Sous couvert d’anonymat, un pharmacien de Haute-Saône explique dans un article publié par « L’Est républicain » pourquoi il a décidé d’afficher un « mur des voleurs » dans son officine : des vols de plus en plus nombreux depuis le début de l’année et quatre plaintes qui n’ont pas abouti même si elles étaient étayées par des images de vidéosurveillance. Les larcins concernent souvent des produits cosmétiques vendus à des prix modiques mais qui, additionnés, ne sont pas sans conséquence sur la santé économique de l’officine. Alors, pour dissuader les voleurs de revenir se servir dans ses rayons, le pharmacien a affiché les photos de ses voleurs au-dessus de son comptoir. Une initiative qui n’est pas inédite mais, dans le cas de cet officinal, les visages des personnes soupçonnées de vol ont été floutés. « On identifie quand même le physique et la corpulence de la personne. Le voleur qui se reconnaît ne va pas revenir », explique le pharmacien au quotidien local.
Présomption d’innocence
Diffuser des photos de personnes sans leur consentement, même si ces dernières se sont rendues coupables de vol, est cependant une pratique illégale. L'article 226-1 du code pénal indique clairement que le fait de « fixer, enregistrer ou transmettre, sans le consentement de celle-ci, l'image d'une personne se trouvant dans un lieu privé », constitue un délit, passible d'un an d'emprisonnement et de 45 000 euros d'amende. De plus, afficher la photo ou une image représentant un individu en lien avec le qualificatif de « voleur » peut aller à l’encontre de la présomption d’innocence et exposer la personne à l’origine de l’affichage de la photo à un risque de plainte pour diffamation. Si la loi sur ce sujet paraît parfaitement claire, qu’en est-il si les images de personnes sont floutées comme c’est le cas avec ce pharmacien de Haute-Saône ?

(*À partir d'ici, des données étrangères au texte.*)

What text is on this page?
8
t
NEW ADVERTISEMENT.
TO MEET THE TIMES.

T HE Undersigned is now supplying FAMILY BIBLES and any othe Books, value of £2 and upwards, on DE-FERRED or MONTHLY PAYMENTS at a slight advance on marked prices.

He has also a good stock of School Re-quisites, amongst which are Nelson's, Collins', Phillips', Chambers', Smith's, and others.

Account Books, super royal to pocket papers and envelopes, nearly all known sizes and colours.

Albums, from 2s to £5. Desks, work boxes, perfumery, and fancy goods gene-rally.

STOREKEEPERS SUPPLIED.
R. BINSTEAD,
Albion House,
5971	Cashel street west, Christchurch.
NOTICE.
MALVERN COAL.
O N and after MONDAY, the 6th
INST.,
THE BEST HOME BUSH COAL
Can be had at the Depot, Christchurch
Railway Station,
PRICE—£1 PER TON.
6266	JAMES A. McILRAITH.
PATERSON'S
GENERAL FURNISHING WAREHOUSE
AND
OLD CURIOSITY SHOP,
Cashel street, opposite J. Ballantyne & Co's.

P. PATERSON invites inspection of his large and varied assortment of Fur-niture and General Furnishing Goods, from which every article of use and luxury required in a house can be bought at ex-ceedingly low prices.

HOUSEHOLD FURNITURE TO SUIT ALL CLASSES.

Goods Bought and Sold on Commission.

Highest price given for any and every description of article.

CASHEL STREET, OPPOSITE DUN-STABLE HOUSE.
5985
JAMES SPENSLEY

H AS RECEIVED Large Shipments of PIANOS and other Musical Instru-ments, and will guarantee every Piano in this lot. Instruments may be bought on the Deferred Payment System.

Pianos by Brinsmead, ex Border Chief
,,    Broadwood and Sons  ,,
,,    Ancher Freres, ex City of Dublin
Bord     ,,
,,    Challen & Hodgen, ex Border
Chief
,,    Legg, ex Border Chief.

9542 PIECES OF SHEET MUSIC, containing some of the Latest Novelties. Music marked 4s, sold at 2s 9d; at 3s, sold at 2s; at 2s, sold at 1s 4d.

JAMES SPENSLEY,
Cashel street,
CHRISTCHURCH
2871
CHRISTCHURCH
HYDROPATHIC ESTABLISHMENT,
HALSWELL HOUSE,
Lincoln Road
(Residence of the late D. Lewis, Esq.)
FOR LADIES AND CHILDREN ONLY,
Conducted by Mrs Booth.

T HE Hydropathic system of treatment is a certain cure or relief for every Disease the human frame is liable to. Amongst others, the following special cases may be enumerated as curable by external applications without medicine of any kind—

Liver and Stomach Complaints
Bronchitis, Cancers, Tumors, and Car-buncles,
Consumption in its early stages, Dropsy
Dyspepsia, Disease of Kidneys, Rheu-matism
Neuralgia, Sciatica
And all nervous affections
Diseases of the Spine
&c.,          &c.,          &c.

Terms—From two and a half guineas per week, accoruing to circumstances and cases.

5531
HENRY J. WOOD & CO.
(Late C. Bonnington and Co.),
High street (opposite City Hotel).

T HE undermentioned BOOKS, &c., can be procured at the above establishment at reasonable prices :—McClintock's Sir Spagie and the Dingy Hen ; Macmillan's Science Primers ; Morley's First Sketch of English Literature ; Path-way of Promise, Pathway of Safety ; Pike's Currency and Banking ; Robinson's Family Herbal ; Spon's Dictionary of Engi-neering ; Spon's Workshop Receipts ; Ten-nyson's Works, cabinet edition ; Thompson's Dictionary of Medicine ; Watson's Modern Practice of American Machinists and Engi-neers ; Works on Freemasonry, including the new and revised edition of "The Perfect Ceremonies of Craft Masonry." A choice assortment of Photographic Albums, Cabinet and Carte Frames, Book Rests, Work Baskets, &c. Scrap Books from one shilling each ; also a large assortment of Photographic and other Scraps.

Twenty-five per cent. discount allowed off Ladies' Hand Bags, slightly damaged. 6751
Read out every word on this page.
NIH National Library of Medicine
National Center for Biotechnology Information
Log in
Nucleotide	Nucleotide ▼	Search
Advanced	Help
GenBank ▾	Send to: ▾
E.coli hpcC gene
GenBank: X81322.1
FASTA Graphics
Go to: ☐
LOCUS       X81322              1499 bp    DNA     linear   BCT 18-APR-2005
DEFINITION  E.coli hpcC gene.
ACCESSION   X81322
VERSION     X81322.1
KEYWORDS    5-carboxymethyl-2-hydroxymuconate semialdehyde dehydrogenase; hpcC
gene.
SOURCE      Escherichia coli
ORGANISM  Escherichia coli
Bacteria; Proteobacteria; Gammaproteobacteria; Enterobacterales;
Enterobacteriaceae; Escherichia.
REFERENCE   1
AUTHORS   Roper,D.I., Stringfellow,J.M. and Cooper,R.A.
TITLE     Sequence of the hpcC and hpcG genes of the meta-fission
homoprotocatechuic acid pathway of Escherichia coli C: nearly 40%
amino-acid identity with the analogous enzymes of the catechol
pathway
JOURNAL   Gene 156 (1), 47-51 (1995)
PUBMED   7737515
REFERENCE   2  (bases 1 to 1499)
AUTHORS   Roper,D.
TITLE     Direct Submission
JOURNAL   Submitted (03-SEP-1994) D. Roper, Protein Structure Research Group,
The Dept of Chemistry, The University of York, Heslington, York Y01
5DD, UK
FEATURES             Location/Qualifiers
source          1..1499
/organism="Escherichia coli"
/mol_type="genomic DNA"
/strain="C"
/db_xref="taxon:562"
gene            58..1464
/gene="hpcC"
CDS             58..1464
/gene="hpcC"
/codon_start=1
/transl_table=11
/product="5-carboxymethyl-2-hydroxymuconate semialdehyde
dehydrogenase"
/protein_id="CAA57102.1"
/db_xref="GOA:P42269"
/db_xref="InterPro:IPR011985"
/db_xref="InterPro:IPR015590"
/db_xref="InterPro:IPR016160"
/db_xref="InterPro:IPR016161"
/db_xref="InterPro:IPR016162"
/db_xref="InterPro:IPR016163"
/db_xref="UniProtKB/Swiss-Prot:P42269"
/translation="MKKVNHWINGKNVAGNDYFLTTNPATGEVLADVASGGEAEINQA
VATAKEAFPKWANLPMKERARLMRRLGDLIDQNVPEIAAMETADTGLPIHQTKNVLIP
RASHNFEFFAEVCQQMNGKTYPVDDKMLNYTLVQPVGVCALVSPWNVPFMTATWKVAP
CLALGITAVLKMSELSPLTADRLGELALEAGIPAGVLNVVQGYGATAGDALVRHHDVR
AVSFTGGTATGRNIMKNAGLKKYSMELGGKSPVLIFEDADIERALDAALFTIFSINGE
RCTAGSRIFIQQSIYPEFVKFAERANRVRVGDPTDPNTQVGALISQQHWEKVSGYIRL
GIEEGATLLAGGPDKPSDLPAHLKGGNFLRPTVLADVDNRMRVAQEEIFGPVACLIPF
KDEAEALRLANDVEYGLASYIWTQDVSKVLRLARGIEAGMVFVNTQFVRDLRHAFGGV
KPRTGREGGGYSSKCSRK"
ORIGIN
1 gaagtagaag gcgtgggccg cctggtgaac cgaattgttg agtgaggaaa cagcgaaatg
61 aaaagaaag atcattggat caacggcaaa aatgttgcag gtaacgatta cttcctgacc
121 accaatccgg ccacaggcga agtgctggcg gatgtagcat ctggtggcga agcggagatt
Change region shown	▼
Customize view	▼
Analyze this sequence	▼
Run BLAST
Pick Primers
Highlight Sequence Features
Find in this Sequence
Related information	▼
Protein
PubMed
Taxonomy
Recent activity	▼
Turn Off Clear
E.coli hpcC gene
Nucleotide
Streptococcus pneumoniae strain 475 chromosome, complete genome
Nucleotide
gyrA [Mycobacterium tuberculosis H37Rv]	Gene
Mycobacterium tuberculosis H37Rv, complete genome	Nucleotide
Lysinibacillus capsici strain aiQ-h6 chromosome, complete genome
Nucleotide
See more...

Cette précaution est-elle suffisante pour protéger le titulaire d’éventuelles poursuites ? Me Éric Thiébaut, avocat pour le cabinet Juris Pharma et inscrit au barreau de Nevers, met en garde les officinaux qui seraient tentés d’imiter cette initiative. « Il n’y a pas que le visage qui peut permettre d’identifier une personne. Un tatouage, un piercing, une bague, une coupe de cheveux, un grain de beauté… Tous ces éléments peuvent suffire à faire un lien avec un individu », souligne l’avocat, flouter seulement le visage est donc loin d’être suffisant pour être dans la légalité. « Si cela va jusqu’au tribunal, l’officinal peut écoper d’une sanction pénale (voir ci-dessus), vraisemblablement une amende s’il n’est pas récidiviste. Le pharmacien n’est pas non plus à l’abri d’une sanction disciplinaire venant du Conseil national de l’Ordre. » En conclusion, si elle peut être tentante et avoir un réel effet dissuasif, l’idée d’afficher « un mur des voleurs » dans son officine peut donc être extrêmement risquée pour un pharmacien, même si ce dernier utilise des images floutées.